Diana Dewar devotes several paragraphs to the question of anti-Semitism as it arises in connection with Father Kolbe’s prewar career as editor and publicist. They seem to me inadequate and in some respects evasive, but it is a measure of how completely Patricia Treece chooses to ignore the problem in her own book that one feels positively grateful for them by contrast.

That the problem is a very real one would surely be apparent from Daniel Schlafly and Warren Green’s letter alone. In the Poland of the 1930s it was no light matter for a man of Kolbe’s influence and stature to endorse the Protocols of the Elders of Zion or to indulge in the kind of language about “cruel cliques” and so forth which Messrs. Schlafly and Green quote; nor, of course, was it only a question of Kolbe’s own writings, but also of the general tenor of the publications which he founded and superintended. At a time of feverish anti-Semitism, hostile images of Jews, whether intended for purely theological consumption or not, were only too liable to get translated into “social, political, or economic activism,” often of the most brutal kind. (An excellent recent account of the plight of Polish Jewry during the years in question can be found in Celia Heller’s On the Edge of Destruction: Jews of Poland Between the Two World Wars, Columbia University Press, 1977.)

The Church was the one major institution in the Poland of the period potentially equipped to hold at bay the spread of anti-Semitic forces, but its actual record in this respect is, alas, far from exemplary—it is perhaps enough to cite Cardinal Hlond’s notorious pastoral letter of 1936. To his credit Father Kolbe distanced himself, as Schlafly and Green point out, from an ultra-extremist like Trzesiak, but it is also worth recalling that there were a number of distinguished Poles—although he was not among them—who took a firm public stand against anti-Semitism at this time. (Some of their names are listed in Celia Heller’s book.)

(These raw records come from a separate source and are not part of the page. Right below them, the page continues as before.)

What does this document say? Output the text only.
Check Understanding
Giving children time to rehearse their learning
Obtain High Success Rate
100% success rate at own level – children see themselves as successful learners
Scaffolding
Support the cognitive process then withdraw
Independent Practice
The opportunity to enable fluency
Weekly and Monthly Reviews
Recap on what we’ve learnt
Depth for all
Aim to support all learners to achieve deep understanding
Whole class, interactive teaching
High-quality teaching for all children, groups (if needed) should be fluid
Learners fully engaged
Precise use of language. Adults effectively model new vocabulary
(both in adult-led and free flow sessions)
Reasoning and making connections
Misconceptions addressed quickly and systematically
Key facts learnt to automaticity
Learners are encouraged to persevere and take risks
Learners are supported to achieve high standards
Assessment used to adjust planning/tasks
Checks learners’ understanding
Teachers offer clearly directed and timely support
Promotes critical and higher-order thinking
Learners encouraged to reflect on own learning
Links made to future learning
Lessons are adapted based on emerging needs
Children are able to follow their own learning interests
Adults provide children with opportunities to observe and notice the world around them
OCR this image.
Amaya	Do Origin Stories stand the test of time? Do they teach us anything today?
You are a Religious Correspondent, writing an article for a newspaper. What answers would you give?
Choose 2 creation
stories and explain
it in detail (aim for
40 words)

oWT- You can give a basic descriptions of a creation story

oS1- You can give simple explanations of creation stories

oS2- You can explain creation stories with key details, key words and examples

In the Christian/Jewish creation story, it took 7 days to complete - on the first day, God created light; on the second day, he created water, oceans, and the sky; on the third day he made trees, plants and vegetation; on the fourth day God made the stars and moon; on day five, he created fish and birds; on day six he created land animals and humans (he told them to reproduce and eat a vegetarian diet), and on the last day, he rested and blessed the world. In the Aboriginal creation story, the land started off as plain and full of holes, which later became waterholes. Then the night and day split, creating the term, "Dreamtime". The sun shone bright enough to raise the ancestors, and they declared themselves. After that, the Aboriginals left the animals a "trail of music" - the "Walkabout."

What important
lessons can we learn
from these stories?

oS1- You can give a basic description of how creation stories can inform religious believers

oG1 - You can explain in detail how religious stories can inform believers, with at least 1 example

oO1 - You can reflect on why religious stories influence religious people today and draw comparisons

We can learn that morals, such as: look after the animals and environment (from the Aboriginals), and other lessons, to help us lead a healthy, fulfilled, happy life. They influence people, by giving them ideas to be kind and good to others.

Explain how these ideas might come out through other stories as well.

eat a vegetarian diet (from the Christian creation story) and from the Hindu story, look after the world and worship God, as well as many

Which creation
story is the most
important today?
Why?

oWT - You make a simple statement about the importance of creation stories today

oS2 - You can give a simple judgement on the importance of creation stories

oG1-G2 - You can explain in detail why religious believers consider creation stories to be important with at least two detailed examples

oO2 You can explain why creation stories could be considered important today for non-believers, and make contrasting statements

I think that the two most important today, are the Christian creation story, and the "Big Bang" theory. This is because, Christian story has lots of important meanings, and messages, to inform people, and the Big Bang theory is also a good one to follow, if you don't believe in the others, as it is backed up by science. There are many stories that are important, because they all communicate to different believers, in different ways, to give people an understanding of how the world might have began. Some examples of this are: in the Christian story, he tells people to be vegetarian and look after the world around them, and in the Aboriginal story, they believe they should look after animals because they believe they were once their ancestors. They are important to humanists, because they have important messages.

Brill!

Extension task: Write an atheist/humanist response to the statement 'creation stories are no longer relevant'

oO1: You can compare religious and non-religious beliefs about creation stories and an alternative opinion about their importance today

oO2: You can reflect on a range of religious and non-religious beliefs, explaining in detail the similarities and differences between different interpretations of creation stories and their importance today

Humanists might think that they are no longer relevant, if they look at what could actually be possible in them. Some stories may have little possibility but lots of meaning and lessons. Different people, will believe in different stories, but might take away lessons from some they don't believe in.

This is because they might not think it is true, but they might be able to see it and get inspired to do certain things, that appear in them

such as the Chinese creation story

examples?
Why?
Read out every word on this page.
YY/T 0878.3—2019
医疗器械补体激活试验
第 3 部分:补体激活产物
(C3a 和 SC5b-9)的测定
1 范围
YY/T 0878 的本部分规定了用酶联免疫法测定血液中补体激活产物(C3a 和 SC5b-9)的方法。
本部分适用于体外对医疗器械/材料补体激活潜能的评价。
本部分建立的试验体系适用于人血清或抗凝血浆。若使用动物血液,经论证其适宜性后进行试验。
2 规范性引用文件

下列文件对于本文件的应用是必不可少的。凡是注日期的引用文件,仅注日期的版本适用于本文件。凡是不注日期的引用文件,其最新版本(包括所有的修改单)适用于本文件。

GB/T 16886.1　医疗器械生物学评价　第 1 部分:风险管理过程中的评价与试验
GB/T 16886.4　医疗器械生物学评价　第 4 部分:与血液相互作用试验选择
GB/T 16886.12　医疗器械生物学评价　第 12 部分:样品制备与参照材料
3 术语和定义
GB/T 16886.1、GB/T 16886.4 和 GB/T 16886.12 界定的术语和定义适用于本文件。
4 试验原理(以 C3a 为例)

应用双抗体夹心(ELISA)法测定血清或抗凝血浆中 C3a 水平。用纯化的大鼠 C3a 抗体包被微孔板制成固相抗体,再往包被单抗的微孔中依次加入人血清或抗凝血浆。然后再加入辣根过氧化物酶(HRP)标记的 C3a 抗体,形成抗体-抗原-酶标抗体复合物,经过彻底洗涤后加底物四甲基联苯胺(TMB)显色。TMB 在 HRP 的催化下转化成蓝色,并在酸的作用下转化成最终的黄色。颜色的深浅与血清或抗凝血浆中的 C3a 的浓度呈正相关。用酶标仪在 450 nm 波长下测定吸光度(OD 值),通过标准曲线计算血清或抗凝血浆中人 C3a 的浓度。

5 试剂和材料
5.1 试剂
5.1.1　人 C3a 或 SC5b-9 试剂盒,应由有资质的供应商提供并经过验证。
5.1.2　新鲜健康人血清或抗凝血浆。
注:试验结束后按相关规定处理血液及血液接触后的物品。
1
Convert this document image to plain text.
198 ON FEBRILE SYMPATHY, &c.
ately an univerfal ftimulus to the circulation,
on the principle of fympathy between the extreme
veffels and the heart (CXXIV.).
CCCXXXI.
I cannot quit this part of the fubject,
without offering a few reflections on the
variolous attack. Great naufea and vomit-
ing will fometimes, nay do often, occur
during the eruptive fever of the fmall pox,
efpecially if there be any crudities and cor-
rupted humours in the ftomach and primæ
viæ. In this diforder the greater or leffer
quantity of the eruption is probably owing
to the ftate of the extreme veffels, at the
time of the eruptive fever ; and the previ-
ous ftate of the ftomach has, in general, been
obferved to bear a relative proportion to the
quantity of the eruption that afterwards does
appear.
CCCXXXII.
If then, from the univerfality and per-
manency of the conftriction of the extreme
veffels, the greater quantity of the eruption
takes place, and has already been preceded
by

Messrs. Schlafly and Green are, I think, unfair when they run together my comments on Father Kolbe with those of the newspaper which described him as a “rabid racist.” In fact I tried to make it clear that he always regarded conversion to Christianity as the highest aim, a view which is needless to say incompatible with racism, at any rate racism of the full-blown pseudo-scientific variety. On the other hand I feel in retrospect that I ought to have said something about the Jews who were sheltered in Niepokalanow in 1939-1940. I was irritated by Patricia Treece singling out this episode, while omitting so much else about Kolbe’s attitude to the Jews (and glossing over the question of Polish-Jewish relations generally); but I should have mentioned it nonetheless.